The relevant issue with this observation is https://github.com/google/TensorNetwork/issues/650.

In simple code,

D = 800
D1 = 12
D2 = 10
a = np.random.rand(D1,D,D)
b = np.random.rand(D,D,D2)
print(timeit.timeit(lambda: np.einsum("ijk, jkl->il", a, b, optimize=True), number=100)) # 2.5s
print(timeit.timeit(lambda: np.einsum("ikj, kjl->il", a, b, optimize=True), number=100)) # 19s
print(timeit.timeit(lambda: oe.contract("ijk, jkl->il", a, b), number=100)) # 19s
print(timeit.timeit(lambda: oe.contract("ikj, kjl->il", a, b), number=100)) # 2.5s

This huge difference is possibly due to np.tensordot.

print(timeit.timeit(lambda: np.tensordot(a,b, [[1,2], [0,1]]), number=100)) #takes ~ 2.7 seconds
print(timeit.timeit(lambda: np.tensordot(a,b, [[2,1], [1,0]]), number=100)) #takes ~ 8.5 seconds
np.allclose(np.tensordot(a,b, [[1,2], [0,1]]),np.tensordot(a,b, [[2,1], [1,0]]) ) # True

The slower one may have invoked some transpose operations beyond matrix multiplications.

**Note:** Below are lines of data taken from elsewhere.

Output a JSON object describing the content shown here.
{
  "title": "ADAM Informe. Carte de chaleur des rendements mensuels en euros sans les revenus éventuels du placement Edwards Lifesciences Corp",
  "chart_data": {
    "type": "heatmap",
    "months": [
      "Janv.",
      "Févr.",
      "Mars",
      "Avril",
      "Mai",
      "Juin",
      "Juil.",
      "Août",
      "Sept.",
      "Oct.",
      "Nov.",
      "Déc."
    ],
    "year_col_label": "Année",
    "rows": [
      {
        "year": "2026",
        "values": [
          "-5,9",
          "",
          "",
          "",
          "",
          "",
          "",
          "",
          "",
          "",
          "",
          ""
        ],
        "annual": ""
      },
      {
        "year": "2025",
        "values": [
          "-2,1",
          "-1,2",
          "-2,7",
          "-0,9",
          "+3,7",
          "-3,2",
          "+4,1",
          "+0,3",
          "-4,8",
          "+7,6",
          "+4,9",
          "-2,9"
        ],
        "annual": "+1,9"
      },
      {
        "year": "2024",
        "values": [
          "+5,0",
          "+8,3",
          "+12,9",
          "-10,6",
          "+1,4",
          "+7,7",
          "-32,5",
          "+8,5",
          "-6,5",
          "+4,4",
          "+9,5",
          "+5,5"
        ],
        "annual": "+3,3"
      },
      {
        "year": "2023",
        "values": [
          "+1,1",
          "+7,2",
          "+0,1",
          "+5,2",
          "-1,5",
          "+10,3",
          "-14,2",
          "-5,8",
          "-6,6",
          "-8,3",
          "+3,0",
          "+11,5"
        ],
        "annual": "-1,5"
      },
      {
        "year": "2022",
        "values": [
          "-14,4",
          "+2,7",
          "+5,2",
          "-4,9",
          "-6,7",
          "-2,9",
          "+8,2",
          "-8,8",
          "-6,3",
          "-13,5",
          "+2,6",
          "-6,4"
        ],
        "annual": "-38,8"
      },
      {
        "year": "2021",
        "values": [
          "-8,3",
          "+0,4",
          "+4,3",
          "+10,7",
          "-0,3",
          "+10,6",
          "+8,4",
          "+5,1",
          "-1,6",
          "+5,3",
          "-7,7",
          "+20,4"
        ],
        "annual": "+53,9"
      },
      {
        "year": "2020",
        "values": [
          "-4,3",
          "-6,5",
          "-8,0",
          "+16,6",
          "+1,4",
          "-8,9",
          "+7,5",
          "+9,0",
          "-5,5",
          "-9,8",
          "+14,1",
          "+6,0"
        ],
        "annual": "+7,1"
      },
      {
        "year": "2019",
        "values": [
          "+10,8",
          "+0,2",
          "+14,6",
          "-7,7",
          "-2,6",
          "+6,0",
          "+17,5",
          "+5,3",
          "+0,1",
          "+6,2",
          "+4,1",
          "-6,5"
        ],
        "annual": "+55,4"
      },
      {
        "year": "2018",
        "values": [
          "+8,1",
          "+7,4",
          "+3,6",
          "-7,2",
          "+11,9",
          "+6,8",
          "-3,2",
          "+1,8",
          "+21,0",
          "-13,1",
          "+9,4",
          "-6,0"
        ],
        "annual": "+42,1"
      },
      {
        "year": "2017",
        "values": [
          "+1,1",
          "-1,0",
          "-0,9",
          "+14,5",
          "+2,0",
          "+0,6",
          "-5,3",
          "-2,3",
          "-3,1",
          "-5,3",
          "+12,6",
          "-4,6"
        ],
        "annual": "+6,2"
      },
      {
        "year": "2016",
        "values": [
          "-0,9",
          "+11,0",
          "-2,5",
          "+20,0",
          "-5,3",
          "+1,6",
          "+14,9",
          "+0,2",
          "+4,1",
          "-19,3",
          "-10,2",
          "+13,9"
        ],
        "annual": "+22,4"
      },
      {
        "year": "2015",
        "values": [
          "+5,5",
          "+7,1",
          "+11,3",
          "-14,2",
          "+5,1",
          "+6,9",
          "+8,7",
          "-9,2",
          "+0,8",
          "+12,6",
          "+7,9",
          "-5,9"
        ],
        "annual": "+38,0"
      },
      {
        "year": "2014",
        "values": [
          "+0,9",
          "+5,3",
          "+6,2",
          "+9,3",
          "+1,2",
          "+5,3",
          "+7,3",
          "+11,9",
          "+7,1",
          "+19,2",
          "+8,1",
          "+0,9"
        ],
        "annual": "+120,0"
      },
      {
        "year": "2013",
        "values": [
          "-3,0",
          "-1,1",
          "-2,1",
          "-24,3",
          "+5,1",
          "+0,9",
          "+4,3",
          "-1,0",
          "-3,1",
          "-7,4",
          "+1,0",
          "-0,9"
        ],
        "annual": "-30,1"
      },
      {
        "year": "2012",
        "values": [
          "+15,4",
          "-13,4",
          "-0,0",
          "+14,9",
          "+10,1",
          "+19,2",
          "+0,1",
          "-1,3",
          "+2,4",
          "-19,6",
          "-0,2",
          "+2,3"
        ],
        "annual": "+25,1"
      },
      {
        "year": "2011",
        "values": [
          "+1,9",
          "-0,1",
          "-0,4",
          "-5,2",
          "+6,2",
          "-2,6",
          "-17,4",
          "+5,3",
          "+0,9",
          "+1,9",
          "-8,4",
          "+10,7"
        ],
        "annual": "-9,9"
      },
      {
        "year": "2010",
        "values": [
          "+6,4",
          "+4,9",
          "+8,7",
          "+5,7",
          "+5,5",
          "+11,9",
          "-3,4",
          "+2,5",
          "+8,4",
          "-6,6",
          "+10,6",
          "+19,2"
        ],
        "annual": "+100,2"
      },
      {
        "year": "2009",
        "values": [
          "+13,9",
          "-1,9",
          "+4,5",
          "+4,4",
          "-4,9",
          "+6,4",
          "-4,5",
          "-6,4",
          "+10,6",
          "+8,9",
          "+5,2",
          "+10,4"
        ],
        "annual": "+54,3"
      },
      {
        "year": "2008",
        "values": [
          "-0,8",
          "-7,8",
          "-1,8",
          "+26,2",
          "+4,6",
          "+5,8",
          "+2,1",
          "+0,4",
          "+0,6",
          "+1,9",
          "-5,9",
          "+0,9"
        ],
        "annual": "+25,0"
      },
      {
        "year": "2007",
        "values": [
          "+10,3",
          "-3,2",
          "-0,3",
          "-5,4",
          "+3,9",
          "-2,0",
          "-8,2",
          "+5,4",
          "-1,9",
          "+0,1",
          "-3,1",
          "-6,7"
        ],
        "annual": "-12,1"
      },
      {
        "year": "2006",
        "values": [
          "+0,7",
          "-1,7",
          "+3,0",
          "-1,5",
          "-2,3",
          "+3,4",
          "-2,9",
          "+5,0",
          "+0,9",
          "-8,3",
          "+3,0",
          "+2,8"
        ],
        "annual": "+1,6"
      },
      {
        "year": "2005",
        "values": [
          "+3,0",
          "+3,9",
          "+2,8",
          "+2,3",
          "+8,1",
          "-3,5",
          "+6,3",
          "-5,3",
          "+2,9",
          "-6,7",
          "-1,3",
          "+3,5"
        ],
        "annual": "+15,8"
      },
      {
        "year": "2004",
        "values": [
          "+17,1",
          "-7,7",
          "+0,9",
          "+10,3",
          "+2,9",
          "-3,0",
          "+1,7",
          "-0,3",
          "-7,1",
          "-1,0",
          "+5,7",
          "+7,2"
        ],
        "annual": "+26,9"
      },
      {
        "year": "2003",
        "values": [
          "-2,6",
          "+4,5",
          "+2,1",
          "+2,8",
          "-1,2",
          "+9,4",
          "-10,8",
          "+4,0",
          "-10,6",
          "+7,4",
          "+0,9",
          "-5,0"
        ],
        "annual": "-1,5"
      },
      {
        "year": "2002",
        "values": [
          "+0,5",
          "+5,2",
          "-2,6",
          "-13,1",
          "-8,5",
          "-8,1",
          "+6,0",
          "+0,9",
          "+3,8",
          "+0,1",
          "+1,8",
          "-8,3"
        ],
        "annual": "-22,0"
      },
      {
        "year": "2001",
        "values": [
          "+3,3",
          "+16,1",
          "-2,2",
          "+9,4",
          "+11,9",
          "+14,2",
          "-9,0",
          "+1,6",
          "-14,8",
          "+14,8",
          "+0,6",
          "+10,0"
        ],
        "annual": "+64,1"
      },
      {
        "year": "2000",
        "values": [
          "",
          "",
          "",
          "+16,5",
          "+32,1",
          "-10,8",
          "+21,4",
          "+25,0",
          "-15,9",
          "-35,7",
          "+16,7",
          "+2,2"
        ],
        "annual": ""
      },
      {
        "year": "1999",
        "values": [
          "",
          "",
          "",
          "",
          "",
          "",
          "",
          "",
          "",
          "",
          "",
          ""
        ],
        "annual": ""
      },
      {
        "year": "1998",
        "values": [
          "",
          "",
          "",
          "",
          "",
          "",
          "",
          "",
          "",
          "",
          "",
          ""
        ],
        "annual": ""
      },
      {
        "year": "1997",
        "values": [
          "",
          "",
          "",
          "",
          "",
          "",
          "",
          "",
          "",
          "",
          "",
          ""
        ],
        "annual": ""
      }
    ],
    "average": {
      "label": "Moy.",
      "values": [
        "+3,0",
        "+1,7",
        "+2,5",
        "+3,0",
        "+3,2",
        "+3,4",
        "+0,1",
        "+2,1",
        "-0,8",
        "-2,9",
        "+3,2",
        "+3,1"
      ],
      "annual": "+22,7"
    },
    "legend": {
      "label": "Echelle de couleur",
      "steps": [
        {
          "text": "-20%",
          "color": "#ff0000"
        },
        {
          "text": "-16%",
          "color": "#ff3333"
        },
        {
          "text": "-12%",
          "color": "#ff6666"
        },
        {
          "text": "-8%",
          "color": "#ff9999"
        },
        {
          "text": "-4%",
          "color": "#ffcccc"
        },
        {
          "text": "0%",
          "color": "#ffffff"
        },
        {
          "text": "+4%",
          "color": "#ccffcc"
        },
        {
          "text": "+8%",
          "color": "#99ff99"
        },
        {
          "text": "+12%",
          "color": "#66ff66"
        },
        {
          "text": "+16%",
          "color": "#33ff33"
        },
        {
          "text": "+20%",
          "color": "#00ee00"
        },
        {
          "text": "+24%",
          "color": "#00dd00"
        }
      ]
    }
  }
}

Any thoughts on this? And is there a persistent axes arguments order that make tensordot fast?

[jcmgray]

I would have assumed that tensordot is fastest when the axes are contiguous last dimensions on the first array and contiguous first dimensions on the second array, such that matrix multiplication can be used (but slightly guessing here..).

If you use snakeviz you can see that it is indeed a reshape within tensordot that's costly on the first one:

Other lowest block is dot - & time spent just on that is similar to contraction two:

I guess the question for opt_einsum is whether there is a better default way to sort the axes supplied to tensordot at this point here.

[jcmgray]

Just to be clear, one is obviously free to choose the same permutation to apply to both left_pos right_pos aka axes1 & axes2.

One canonical choice would be

left_pos, right_pos = zip(*sorted(zip(left_pos, right_pos)))

which should make the two contractions above the same, but is it always the fastest ordering?

[dgasmith]

We talk about this some in #103. We can optimize the indices for a single contraction assuming that it is in C order, but it may cause issues down the line. In this example it doesn't matter for binary contractions however.

Another way to solve this is a custom tensor_blas function. I don't recall why we apparently deprecated it in favor of pure np.tensordot. I also though about pushing this into NumPy's tensordot implementation, but getting these things right for every edge case is a bit finicky.